Backdoor attacks are a stealthy attack method against DNNs that has emerged with the advancement of attack techniques. In contrast to traditional adversarial attacks, backdoor attacks seek to insert a hidden backdoor in the training process of the DNNs, which enables the target DNNs to behave normally on clean samples but alter their output when the hidden backdoor is activated by the attacker’s designed input. This allows attackers to manipulate the DNNs.
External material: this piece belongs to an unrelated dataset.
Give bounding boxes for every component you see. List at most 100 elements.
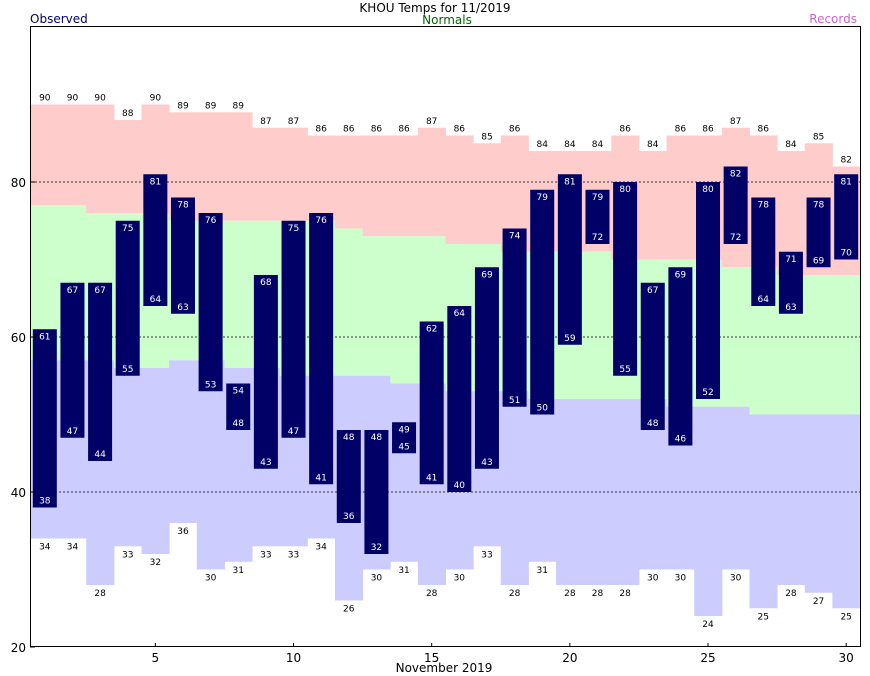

Since the introduction of backdoor attacks, various approaches have been developed to implement them. Some methods directly modify clean data to infect it, such as Badnets[11], Blend[6] and SIG[2]. RDBA[42] recently proposed a raindrops-based attack that poisons clean images and demonstrates the potential threat of backdoor attacks induced by natural conditions in the physical world.
In spite of the improvement of backdoor attacks, most existing backdoor attack methods still suffer from the following major challenges: (1) The trigger incorporated in the clean image is static and fixed. That is, all poisoned images share the same trigger pattern. (2) The trigger is easy to identify and erase by defense methods and even humans because they are too conspicuous. (3) The features of images and trigger patterns are usually lost during the attack stage as a result of the modification of the clean image and trigger in the spatial domain.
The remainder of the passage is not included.